Malawi is one of the countries that suffered the wrath of Cyclone Freddy which also hit Mozambique and Madagascar, killing over 1 400 people, displacing over 500 000 and registering as one of the longest-lived tropical cyclones.

In a statement, Save the Children highlights that half the people killed in 2023 were from low income or lower-middle income countries.

“The analysis clearly shows how the climate crisis disproportionately affects those who have done least to cause it and are least able to withstand its most damaging effects,” said Kelley Toole, who is the global head of climate change at Save the Children.

The demands follow the just-ended Climate Change  Conference of Parties (CoP28) in the United Arab Emirates which failed to stamp out the use of fossil fuels with an agreement on the same only telling countries to move away from fossils.

Delegates, although reaching an agreement on landmark climate change fund to assist vulnerable countries, its materialisation is yet to manifest.

Toole described the CoP28 agreement as a step in the right direction despite lacking the resolute willpower to safeguard the planet for future generations.

“We need to significantly scale up climate finance and make it more responsive to children’s needs, including for loss and damage,” he said.

The statement further bemoans that the climate linked disasters in 2023 collectively affected children’s education in the worst affected places.

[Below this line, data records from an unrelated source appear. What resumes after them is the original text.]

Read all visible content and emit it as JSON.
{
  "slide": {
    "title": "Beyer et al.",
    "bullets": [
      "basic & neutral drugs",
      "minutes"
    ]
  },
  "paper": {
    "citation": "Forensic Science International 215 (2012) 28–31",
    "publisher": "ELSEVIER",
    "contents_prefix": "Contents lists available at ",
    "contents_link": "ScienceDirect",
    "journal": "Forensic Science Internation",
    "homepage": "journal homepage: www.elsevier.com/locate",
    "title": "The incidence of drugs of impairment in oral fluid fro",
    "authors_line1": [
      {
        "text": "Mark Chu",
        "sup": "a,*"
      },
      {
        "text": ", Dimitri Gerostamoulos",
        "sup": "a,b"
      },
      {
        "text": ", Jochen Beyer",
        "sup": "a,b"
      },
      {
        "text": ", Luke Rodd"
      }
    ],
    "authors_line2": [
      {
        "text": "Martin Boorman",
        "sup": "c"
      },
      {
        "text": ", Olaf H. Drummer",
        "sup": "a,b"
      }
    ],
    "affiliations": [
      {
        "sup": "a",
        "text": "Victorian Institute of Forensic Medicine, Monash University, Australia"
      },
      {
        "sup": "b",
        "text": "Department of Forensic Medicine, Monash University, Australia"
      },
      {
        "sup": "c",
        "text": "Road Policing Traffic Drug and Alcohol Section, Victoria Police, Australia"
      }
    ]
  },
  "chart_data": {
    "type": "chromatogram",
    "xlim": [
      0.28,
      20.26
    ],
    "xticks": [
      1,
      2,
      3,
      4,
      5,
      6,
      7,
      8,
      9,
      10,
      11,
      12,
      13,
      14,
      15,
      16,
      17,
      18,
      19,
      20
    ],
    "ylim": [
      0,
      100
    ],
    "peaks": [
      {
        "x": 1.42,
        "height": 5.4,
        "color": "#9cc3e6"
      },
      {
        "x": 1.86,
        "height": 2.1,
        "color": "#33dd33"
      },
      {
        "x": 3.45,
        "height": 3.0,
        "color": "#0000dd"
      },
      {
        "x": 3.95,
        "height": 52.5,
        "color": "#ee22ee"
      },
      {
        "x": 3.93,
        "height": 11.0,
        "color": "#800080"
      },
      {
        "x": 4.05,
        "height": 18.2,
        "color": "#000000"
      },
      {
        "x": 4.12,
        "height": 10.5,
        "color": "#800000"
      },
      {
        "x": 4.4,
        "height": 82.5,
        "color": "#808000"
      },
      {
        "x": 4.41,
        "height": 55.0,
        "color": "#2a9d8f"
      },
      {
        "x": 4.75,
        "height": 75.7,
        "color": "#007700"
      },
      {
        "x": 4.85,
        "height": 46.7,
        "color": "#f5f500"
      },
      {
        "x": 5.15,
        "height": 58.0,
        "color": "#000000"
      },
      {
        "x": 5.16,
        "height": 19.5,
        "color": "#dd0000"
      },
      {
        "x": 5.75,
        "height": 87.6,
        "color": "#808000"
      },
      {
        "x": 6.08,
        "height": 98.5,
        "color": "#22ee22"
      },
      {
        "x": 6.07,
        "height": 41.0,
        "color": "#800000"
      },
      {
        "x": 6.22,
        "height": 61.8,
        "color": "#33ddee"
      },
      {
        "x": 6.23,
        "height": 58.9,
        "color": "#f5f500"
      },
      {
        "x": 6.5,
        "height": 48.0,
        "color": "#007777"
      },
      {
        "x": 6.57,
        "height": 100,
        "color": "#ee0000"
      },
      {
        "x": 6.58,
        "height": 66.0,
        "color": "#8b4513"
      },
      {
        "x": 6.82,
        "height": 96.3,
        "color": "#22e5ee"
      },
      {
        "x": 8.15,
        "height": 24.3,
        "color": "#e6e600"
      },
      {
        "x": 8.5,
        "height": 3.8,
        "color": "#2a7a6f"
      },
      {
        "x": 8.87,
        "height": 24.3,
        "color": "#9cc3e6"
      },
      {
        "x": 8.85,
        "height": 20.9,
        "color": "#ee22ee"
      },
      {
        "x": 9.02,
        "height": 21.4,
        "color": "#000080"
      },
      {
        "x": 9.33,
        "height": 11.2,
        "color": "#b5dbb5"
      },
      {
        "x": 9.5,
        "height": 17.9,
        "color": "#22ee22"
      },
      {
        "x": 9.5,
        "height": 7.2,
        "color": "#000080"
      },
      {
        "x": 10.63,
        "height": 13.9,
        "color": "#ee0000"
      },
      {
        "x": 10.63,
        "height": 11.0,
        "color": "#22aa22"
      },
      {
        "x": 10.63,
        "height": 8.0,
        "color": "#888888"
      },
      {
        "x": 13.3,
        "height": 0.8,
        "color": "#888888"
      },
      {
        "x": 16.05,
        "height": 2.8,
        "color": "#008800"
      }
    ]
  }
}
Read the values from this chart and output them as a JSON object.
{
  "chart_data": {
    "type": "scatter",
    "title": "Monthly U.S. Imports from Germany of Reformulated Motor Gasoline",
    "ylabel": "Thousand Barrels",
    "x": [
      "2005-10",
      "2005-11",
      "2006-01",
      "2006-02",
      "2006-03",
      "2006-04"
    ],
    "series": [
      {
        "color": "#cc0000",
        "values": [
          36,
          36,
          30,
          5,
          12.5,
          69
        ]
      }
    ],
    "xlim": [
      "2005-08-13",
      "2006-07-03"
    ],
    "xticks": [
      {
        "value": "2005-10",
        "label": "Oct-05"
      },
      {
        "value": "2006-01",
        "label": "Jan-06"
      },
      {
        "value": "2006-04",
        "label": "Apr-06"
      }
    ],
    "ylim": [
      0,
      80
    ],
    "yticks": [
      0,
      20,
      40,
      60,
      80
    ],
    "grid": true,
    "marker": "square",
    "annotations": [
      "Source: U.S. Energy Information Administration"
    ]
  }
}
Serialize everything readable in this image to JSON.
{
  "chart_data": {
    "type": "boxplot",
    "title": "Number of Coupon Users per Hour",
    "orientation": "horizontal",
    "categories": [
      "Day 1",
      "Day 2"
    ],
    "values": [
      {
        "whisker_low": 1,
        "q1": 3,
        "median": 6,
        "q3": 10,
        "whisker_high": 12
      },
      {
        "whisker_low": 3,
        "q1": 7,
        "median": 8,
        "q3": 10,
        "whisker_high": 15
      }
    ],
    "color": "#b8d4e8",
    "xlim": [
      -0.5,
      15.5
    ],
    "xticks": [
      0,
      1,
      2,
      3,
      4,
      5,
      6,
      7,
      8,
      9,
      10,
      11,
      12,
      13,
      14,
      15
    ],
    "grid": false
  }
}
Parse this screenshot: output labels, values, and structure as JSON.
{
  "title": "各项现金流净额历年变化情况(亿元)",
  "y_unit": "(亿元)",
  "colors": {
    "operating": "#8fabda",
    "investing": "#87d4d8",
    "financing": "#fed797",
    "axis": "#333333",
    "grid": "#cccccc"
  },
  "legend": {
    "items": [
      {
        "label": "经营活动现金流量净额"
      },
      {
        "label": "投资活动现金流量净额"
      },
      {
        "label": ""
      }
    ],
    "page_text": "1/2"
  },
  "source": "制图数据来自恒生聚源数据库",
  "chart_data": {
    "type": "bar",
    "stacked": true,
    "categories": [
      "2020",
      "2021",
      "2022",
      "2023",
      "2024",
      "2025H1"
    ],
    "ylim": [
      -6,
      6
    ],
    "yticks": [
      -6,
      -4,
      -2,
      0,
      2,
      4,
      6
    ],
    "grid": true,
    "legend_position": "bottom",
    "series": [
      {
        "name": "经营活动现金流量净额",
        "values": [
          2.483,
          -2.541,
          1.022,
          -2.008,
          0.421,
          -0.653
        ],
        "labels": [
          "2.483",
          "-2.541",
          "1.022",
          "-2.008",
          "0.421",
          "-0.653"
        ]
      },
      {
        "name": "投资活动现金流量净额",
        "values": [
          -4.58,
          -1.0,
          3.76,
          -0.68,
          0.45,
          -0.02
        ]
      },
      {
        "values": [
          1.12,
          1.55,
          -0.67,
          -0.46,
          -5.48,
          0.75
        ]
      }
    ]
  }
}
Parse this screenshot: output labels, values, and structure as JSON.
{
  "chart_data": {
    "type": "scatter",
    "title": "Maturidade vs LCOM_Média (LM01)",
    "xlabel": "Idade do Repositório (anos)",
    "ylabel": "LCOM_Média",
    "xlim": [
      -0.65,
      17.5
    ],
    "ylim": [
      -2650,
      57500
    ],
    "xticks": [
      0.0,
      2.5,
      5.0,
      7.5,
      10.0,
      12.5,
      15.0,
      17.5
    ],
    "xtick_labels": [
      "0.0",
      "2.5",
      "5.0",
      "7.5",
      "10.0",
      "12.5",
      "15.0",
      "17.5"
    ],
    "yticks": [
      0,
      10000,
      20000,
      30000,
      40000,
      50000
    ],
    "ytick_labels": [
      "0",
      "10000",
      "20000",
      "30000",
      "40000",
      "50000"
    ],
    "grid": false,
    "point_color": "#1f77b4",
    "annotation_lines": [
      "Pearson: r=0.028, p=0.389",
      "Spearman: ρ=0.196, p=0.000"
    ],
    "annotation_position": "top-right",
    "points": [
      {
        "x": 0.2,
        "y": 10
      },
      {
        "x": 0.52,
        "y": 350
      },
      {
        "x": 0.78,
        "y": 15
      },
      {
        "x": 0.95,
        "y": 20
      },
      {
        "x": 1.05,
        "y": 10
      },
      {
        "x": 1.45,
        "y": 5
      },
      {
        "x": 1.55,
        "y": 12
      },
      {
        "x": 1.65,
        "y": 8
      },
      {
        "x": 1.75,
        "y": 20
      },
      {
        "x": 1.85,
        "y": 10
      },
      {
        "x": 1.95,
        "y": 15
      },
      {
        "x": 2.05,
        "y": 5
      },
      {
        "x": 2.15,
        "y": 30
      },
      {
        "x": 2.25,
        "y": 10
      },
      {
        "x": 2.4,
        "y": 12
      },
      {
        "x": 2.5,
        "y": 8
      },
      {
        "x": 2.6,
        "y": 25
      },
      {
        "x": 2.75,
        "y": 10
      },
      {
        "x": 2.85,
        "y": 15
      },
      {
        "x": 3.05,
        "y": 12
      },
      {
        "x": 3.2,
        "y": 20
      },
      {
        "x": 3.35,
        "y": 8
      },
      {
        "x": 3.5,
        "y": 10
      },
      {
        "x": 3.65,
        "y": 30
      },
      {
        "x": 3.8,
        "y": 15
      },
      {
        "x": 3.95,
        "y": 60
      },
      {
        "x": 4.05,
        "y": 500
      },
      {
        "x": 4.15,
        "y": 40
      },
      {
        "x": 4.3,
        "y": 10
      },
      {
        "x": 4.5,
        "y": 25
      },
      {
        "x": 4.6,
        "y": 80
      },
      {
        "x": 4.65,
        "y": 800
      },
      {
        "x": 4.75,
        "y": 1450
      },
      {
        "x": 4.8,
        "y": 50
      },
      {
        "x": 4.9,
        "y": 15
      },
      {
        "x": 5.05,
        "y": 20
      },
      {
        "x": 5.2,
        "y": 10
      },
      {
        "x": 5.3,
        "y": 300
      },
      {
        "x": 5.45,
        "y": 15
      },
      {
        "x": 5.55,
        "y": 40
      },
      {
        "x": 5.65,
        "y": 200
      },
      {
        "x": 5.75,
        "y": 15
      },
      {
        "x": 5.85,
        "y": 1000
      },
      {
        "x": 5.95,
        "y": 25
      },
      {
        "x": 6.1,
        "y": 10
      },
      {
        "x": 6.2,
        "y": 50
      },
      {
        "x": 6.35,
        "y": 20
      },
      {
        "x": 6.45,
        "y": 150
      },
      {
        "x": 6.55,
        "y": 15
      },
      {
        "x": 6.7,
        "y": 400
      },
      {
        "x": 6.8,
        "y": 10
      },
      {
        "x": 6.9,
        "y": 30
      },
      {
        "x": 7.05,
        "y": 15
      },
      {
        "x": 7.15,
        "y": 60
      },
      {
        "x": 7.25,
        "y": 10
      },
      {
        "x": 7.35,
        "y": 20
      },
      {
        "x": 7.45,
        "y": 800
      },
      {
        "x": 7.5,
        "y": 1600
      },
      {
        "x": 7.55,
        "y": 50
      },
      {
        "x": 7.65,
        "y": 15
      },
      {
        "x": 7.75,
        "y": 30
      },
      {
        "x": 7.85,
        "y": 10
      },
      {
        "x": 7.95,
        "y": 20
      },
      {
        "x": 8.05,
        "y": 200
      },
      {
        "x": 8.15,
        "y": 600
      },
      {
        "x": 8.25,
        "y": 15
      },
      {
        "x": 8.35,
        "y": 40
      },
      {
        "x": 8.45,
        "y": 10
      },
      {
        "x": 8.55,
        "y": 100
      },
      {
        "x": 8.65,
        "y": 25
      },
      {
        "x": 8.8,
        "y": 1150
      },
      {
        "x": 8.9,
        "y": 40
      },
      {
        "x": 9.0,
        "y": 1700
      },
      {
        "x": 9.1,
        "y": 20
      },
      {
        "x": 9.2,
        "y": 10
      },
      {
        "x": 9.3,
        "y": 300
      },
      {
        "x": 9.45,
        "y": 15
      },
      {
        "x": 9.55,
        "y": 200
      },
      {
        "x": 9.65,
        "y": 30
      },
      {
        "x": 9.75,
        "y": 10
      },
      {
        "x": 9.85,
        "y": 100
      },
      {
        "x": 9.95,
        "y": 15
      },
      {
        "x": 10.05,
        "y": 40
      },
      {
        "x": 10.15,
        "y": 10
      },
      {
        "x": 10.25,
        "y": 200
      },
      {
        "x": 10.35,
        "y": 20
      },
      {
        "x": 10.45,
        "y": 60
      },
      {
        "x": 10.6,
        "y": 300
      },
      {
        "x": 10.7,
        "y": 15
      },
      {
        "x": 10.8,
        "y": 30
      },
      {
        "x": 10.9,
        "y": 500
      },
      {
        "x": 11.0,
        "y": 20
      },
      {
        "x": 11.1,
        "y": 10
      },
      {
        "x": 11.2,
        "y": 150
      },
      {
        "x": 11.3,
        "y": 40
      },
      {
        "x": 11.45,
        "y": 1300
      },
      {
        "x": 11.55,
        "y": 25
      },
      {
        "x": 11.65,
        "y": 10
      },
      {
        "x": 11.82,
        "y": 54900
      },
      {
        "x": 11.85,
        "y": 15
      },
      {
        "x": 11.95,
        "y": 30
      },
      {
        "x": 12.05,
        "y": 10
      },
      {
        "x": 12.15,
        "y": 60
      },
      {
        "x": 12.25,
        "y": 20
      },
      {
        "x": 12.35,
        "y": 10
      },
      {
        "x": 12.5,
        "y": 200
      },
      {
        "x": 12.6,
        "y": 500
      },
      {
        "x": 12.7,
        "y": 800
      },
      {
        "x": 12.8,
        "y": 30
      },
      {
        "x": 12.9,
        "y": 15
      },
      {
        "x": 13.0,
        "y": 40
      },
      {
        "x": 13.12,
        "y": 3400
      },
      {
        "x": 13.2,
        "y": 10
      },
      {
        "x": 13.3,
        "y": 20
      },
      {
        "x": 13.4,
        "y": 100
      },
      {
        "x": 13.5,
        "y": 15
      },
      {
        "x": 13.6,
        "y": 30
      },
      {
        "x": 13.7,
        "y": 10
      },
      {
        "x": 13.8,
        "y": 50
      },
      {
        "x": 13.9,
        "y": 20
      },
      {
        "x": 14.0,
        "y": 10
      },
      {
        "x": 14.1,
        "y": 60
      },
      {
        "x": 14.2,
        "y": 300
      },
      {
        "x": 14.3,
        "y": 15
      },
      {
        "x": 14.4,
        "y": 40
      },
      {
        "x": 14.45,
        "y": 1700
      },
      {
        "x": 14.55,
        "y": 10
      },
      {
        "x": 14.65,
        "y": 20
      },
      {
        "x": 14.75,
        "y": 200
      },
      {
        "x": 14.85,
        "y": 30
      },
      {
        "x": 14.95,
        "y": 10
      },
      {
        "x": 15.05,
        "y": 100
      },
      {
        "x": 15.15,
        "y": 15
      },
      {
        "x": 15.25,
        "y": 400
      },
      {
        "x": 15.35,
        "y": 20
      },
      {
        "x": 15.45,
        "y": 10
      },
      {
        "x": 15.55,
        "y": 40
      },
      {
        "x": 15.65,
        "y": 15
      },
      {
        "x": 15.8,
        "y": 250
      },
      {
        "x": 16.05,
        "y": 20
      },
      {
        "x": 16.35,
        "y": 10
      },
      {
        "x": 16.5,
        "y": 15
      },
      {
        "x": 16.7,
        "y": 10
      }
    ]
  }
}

Save the Children quotes the World Meteorological Organisation which indicates that the number of global disasters has been on the rise, five-fold over the past 50 years.

“A child born in 2020 will experience on average seven times more heatwaves in their lifetime than someone born in 1960, twice as many wildfires, and nearly three times the exposure to river floods, crop failures and droughts,” says the organisation which works in 116 countries across the world.

Civil society organisations (CSOs) have asked the government to establish a special fund that can help minimise climate change-related damages and adequately address losses when such disasters hit.

Last month, local civil society organisations in the environment sector also lobbied for more financing on climate change to poorer nations like Malawi.

They decried the tendencies by rich nations which release resources for losses and damages only allocated when disasters strike.

The CSOs are under the banner Loss and Damage Action Research Project being implemented by Trocaire Malawi and Civil Society Network on Climate Change.

Trocaire programme coordinator Maggie Ngwira told The Nation at the time that for instance Malawi does not have a fund to support addressing, averting and minimising losses and damages due to climate change.